Sembrerebbe un percorso impossibile da fare se pensiamo alla distanza che dovremmo percorrere in questi quaranta giorni della Quaresima verso la Santa Pasqua per essere pronti a risorgere con Cristo ed essere una creatura nuova. Ma Dio non ci complica le cose, ci dà dei punti a cui dobbiamo attenerci e che rappresentano anche delle trappole, la trappola dell'orgoglio c'è sempre in qualunque cosa. Allora dandoci delle piste di salvezza dice anche "fate attenzione" perché invece di farne un cammino verso la gioia di Dio rischiate di dipingervi la faccia con degli strani colori che distruggono totalmente. Questi tre punti sono la preghiera, le opere di misericordia e il controllo della nostra vita fisica ma anche psichica e spirituale . Il fatto che non si può far nulla se non si chiede l'aiuto di Dio, se non si è in comunione con Dio. Ma questo l'uomo cerca di dimenticarlo, lo trova scomodo e invece quando è solo nel segreto della sua camera con le porte chiuse l'uomo ritrova se stesso ed è libero di dire al suo Dio "abbi pietà di me, vieni in mio aiuto".

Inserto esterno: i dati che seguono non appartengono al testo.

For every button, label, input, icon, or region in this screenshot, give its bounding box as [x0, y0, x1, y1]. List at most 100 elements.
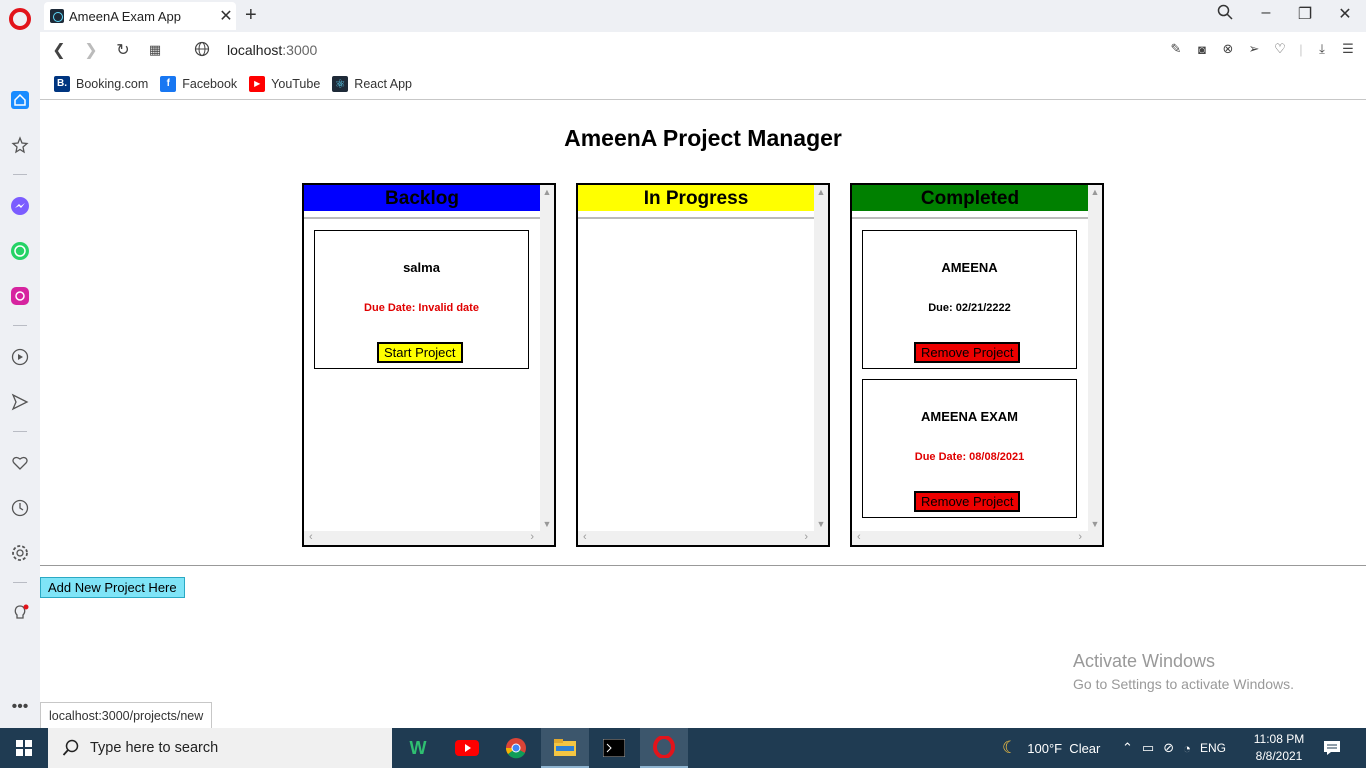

Naturalmente quando ha raggiunto questa povertà si accorge che anche gli altri, i suoi simili hanno una povertà e allora esce per aiutarli per essere misericordioso. Ma se non si fa esperienza di misericordia è difficile essere misericordiosi e si rischia di prendere quel poco che ci possono dare invece di dare tutto noi stessi.

Infine, se noi non vogliamo essere completamente addormentati abbiamo bisogno di affrontare il nostro vivere con una certa severità che non vuol dire cattiveria ma avere un fine, uno sguardo verso la pienezza e volerla raggiungere.

Tutti abbiamo un'idea di cosa voglia dire allenarsi e di come non si possa fare nulla senza allenamento. E allora è questo che il Signore ci dice: Allenatevi perché dovete correre fino a Pasqua e questa corsa rischia di stancarvi prima dell'arrivo quindi allenatevi, il cuore deve essere tutto teso verso questa gioia del desiderio pasquale. Questo ce lo chiede il Signore, ce lo dice s.Benedetto e anche la verità del nostro vivere perché sappiamo che la nostra vita è una scommessa importante e che se non ce la giochiamo bene rischiamo di perderla ma che davanti a noi c'è la promessa della grazia nella misura in cui ascoltiamo la Parola di Dio che ci condurrà fino al fondo della strada, fino alla gloria di Dio."